The present report represents the second instance of congenital transmission in the United States. Congenital transmission varies among study population and parasite load [9]. The capacity of parasites to invade placental cells, as well as its virulence and level of parasitemia in pregnant women, is critical in the maternal-fetal transmission. Parasitemia increases during the 2nd and 3rd trimesters of pregnancy and high maternal parasitemia are associated with congenital transmission. Indeed, transmission occurs in nearly 100% of pregnant women with reactivated infections, in about 50% of acute infection during pregnancy, and in roughly 5% of chronic infection in endemic countries [14], [15]. Autochthonous infections have been reported in the United States. The CDC has confirmed twenty-eight cases have been locally transmitted from 1955 to 2015 [10]. Vector human transmission in the United States is rare and is likely related to a lower vector transmission efficacy due to the delayed defecation of the triatomine insects and better housing conditions [11], [12]. Although possible, vectorial transmission in our cases is extremely unlikely in view to the fact that the patients never lived in sub-standard conditions in the United States or were exposed to vectors and small animal reservoirs while traveling (La Paz city, Bolivia, case 1). Patients were born to an infected mother who was never screened for CD during her two pregnancies, despite a strong epidemiological history of exposure to T. cruzi in Bolivia. The epidemiology of CD is changing due to immigration from endemic areas of Latin America. Around 300,000 persons infected with T. cruzi are estimated to live in the United States [6]. The National Notifiable Disease Surveillance System (NNDSS) of the United States does not require the mandatory notification of CD to public health authorities, making it difficult to accurately evaluate local transmission. Few states (Massachusetts, Arizona, Texas and Tennessee) consider CD a notifiable disease. Public entities at the Federal and State level need to support the expansion of the surveillance programs nationwide. Awareness of CD among physicians in the United States – in particular primary care physicians, pediatricians, obstetricians and cardiologists – is fairly low [6]. The limited knowledge of congenital T. cruzi transmission is reflected by the lack of screening of pregnant women at risk, as evidenced in the current report.

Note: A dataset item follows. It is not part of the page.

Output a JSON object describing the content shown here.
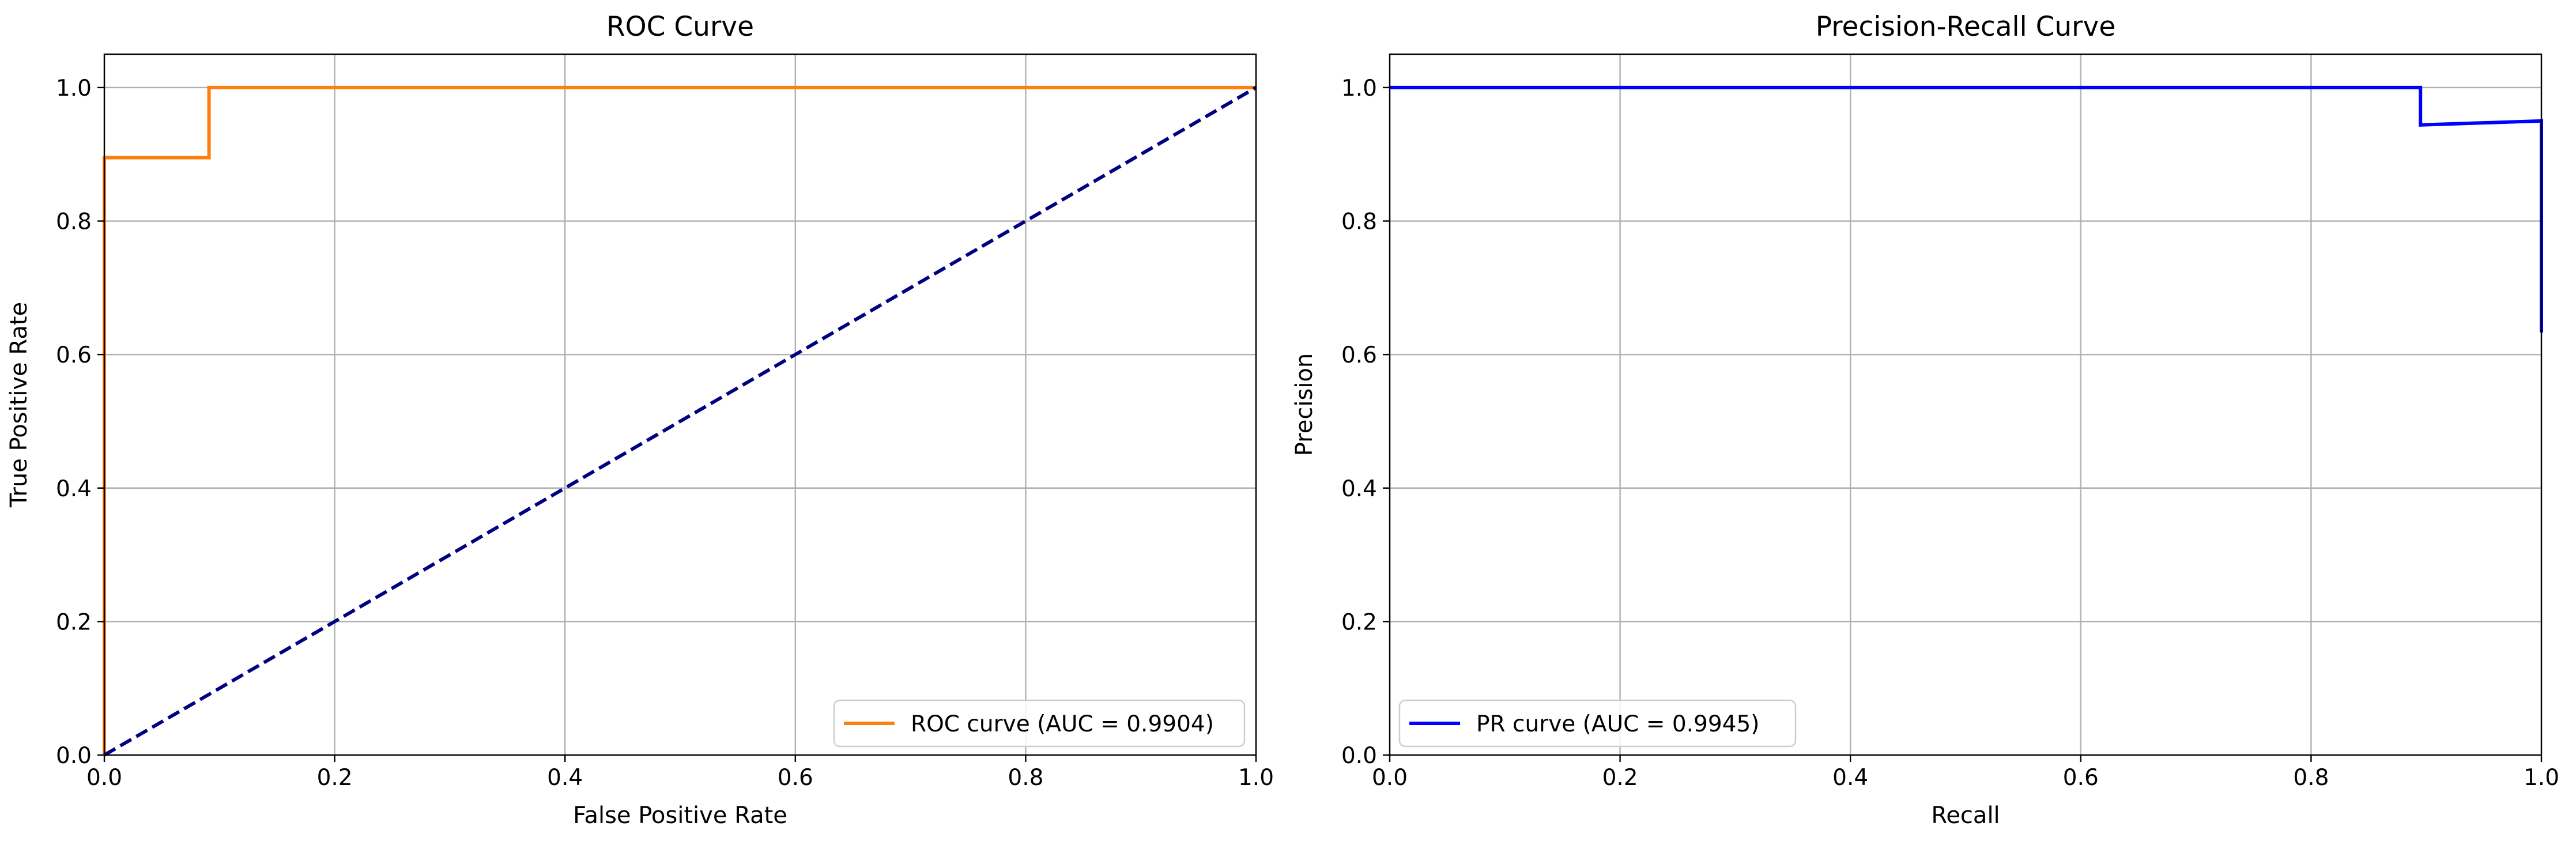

The identification of T. cruzi by xenodiagnosis CD and can be routinely used to accurately diagnose the disease in the acute phase. However, during the indeterminate or chronic phase, diagnosis is made by serological methods.

Once a positive diagnosis has been confirmed, there are only two drugs available for treatment (nifurtimox and benznidazole). Nifurtimox (Lampit®, Bayer; a 2-nitrofuran) is the only anti-T. cruzi agent available in the US, through CDC. The drug, as well as benznidazole (LAFEPE; a 5-nitroimidazole available in Latin America), is active in acute infections (80–95%), and efficacy varies among the endemic areas probably due to differences in the in vivo susceptibility of the circulating parasite populations. Congenital CD response to treatment is close to a 100% cure and generally well tolerated when treatment is administered within the first year of life [13], [14], [15]. The efficacy of both drugs in the prevalent chronic phase of the disease is significantly lower and more variable, depending on the duration of the infection [16]. Two recent studies that evaluated the efficacy of nifurtimox in chronic patients using quantitative T. cruzi PCR and a novel proteomic biomarker found that in 77.8% and 43.3% of treated patients the circulating parasite burden dropped below the limit of detection of the methods after 13 and 36 months, respectively [17], [18]. Adverse effects are frequent, dose-related and reversible: they include anorexia, nausea, vomiting, gastric pain, insomnia, headache, vertigo, excitability, myalgia, arthralgia and convulsions; peripheral polyneuritis can occur which may necessitate discontinuation of treatment [19].

The diagnosis and treatment of CD needs to be emphasized and should be included in routine laboratory tests of pregnancy among immigrant women from endemic countries. All infants with congenital disease should be treated during the first twelve months due to the high cure rates and treatment tolerance.